4.ocl_dft()里面的row/col的调用函数

函数原型：

static bool ocl_dft_rows(InputArray _src, OutputArray _dst, int nonzero_rows, int flags, int fftType)

static bool ocl_dft_cols(InputArray _src, OutputArray _dst, int nonzero_cols, int flags, int fftType)

看其中一个的源码：

static bool ocl_dft_rows(InputArray _src, OutputArray _dst, int nonzero_rows, int flags, int fftType)

{

    int type = _src.type(), depth = CV_MAT_DEPTH(type);

    Ptr<OCL_FftPlan> plan = OCL_FftPlanCache::getInstance().getFftPlan(_src.cols(), depth);

    return plan->enqueueTransform(_src, _dst, nonzero_rows, flags, fftType, true);

}

5.fft计算的对象池

每个确定尺寸的fft计算之前，需要建立一系列的初始化数据；如果每次计算相同尺寸都建立这些初始化数据，明显很浪费。

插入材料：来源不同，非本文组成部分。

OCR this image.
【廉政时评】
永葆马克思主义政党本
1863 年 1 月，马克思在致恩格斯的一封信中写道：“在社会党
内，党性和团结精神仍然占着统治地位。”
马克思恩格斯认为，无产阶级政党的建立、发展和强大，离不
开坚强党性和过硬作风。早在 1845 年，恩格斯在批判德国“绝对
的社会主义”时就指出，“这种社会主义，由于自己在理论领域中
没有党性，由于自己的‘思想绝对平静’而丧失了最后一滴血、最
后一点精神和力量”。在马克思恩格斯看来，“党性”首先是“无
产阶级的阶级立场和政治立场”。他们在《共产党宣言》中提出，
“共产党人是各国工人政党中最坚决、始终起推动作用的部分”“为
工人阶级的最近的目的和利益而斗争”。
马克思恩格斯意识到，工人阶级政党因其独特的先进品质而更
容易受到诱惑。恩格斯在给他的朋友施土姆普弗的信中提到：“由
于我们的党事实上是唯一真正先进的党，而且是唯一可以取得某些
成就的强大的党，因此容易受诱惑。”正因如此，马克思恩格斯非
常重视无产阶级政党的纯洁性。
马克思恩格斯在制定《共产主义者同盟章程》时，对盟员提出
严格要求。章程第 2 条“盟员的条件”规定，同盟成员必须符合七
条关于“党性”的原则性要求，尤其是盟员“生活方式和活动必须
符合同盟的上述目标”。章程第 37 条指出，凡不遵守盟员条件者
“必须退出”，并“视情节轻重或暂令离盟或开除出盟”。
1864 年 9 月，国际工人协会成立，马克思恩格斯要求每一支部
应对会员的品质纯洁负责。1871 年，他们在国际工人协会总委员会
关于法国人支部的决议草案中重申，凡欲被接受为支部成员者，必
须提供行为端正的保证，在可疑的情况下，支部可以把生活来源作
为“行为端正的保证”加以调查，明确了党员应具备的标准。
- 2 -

于是建立一个对象池，每出现一个fft计算的新尺寸，就缓存一个对象。空间换时间（但是长期运行场景要注意内存消耗）。

    Ptr<OCL_FftPlan> OCL_FftPlanCache::getFftPlan(int dft_size, int depth)

    {

        int key = (dft_size << 16) | (depth & 0xFFFF);

        std::map<int, Ptr<OCL_FftPlan> >::iterator f = planStorage.find(key);

        if (f != planStorage.end())

        {

            return f->second;

        }

        else

        {

            Ptr<OCL_FftPlan> newPlan = Ptr<OCL_FftPlan>(new OCL_FftPlan(dft_size, depth));

            planStorage[key] = newPlan;

            return newPlan;

        }

    }

6. fft对象

opencv-3.4.3\modules\core\src\dxt.cpp:1881

struct OCL_FftPlan

初始化在构造函数：OCL_FftPlan(int _size, int _depth)

计算使用这个方法： bool enqueueTransform(InputArray _src, OutputArray _dst, int num_dfts, int flags, int fftType, bool rows = true) const

方法的主要代码是构造核函数的编译参数。

6.1 opencl核函数的编译、绑定参数、执行

enqueueTransform()方法的核心代码如下：

        ocl::Kernel k(kernel_name.c_str(), ocl::core::fft_oclsrc, options);

        if (k.empty())

            return false;

        k.args(ocl::KernelArg::ReadOnly(src), ocl::KernelArg::WriteOnly(dst), ocl::KernelArg::ReadOnlyNoSize(twiddles), thread_count, num_dfts);

        return k.run(2, globalsize, localsize, false);

ocl::Kernel 对象用于编译opencl的核函数。

ocl::KernelArg 用于绑定核函数的执行参数。

k.run() 执行核函数。

6.2 核函数的定义

ocl::core::fft_oclsrc 这个常量对象定义了核函数的源码，搜索了所有的.h, .hpp, .cpp都没有找到定义。

源码这部分代码是编译过程生成的。

定义在：

opencv-3.4.3/build/modules/core/opencl_kernels_core.hpp:21

extern struct cv::ocl::internal::ProgramEntry fft_oclsrc;

实现在：

opencv-3.4.3/build/modules/core/opencl_kernels_core.cpp:770

struct cv::ocl::internal::ProgramEntry fft_oclsrc={moduleName, "fft",

"#define SQRT_2 0.707106781188f\n"

看来只是用一个脚本，把opencl的核函数代码转换成为C++字符串而已。

6.3 核函数的定义文件

最终找到opencl fft的核函数的文件：

opencv-3.4.3\modules\core\src\opencl\fft.cl

这里有一个明显的问题，核函数每次调用都要编译一次。并未看见哪里缓存了编译的结果。

7.cv::dft()可能的优化点

每次调用核函数都要编译，应该缓存ocl::Kernel对象
把C函数的风格修改为面向对象风格，把UMat数据upload/核函数运行/UMat数据download等部分都加入异步队列。使得连续计算多个dft()的时候，可以避免CPU等待GPU的结果。